It is my nature to be honest..and I hope no one with non-abusive parents takes this wrong, as this is about me not you k?

Since learning about N I'm having a difficult time imagining ANY non-abusive families really exist.  I mean, lots of people around me claim their families were great, but I can see (or imagine) problems.  It's like I'm having trouble admitting that what people say, might be their reality, and that things were OK.

Like many other people here I grew up believing that my home environment was normal, and that it was pretty much the same for everyone else as it was for me and my two brothers. 

In 1997 I had my first meeting with my first counsellor, and he exploded this myth for me, by asking, did I really think that what I was describing to him was actually normal.  It did not take long to realise that, actually, it was barking mad.  I would sooner cut of my right hand than do to my daughter what my parents did to me and my brothers.
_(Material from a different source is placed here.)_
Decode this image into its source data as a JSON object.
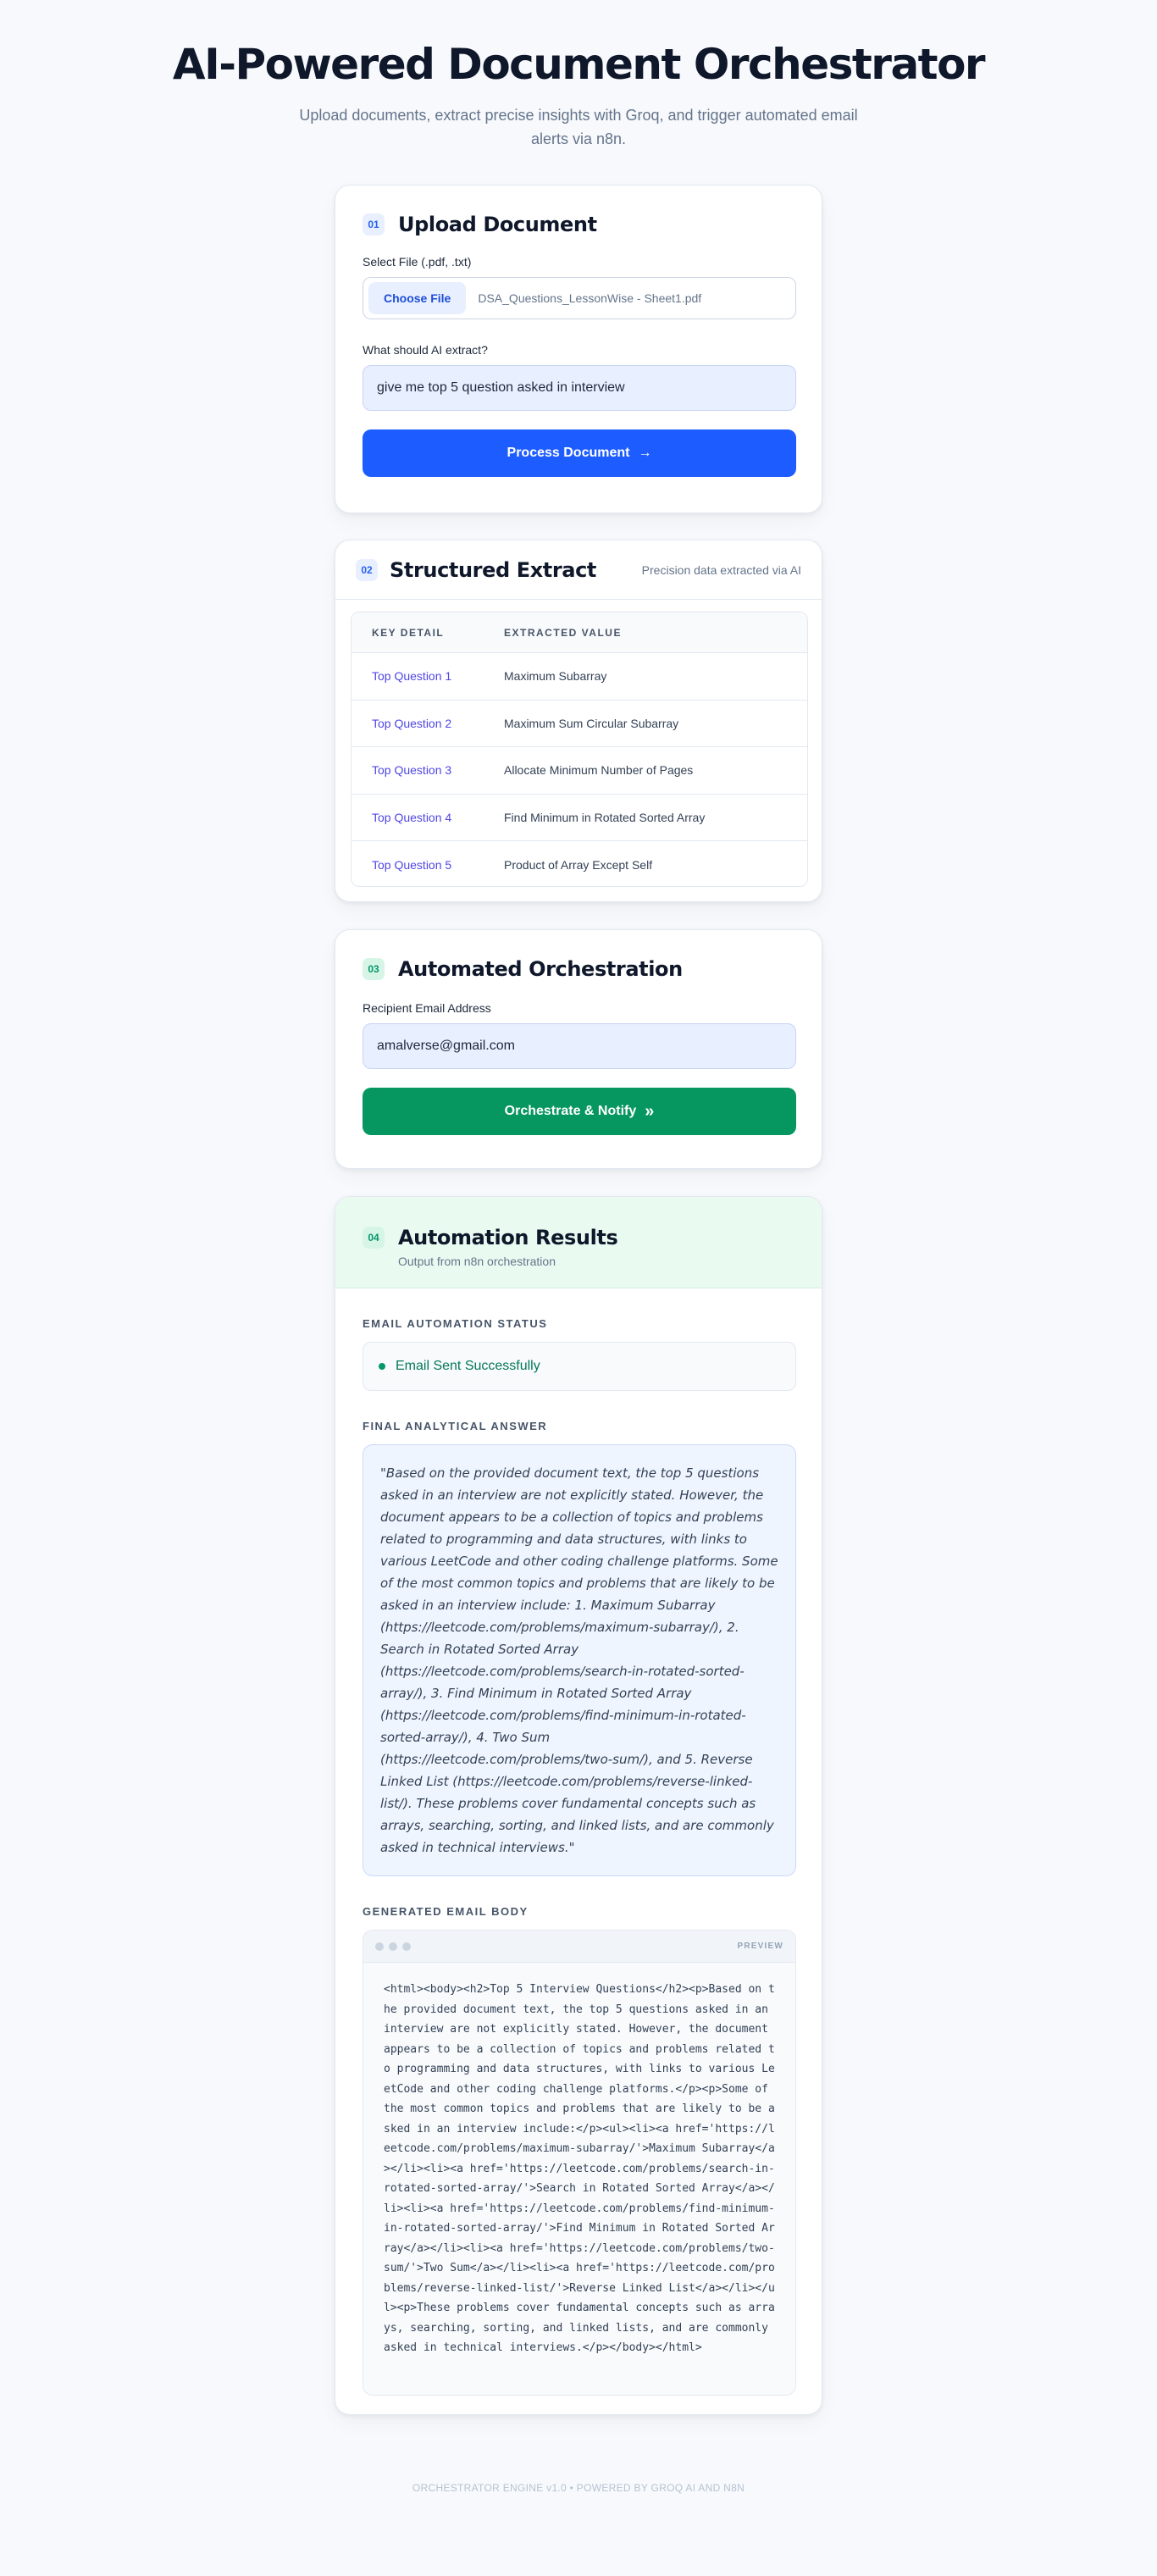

Since that time it has been a very slow, very difficult journey of learning about what my family is, and how deep the abuses go.  It is like investigating a family tree - the further back you go the more you find, and you never reach the beginning.  Because of this, I have learned not to blame anyone, because nobody actually chose to start this, or to become abusive.  But I have also learned, and this is the hardest of all, to make a stand and not allow anything to continue if I have the power to stop it.

In relation to other families, it would be easy now to assume, as you say, that every family is abusive.  But I do not think this is true.  There are no perfect families out there, and God knows, my own small family of self and daughter is far from perfect.  But the difference between abusive families and those without abuse is, I think, not perfection but respect.  My d knows that even though I get ratty, and shout, and nag, and complain, at heart I respect her, and her opinion.  Once I stop the nagging, I will listen to what she says, and I will very often act on it, and allow her view to prevail.  Not because she is necessarily right, but because her voice is important, and sometimes it is right for me to act as she wishes, in order to demonstrate that.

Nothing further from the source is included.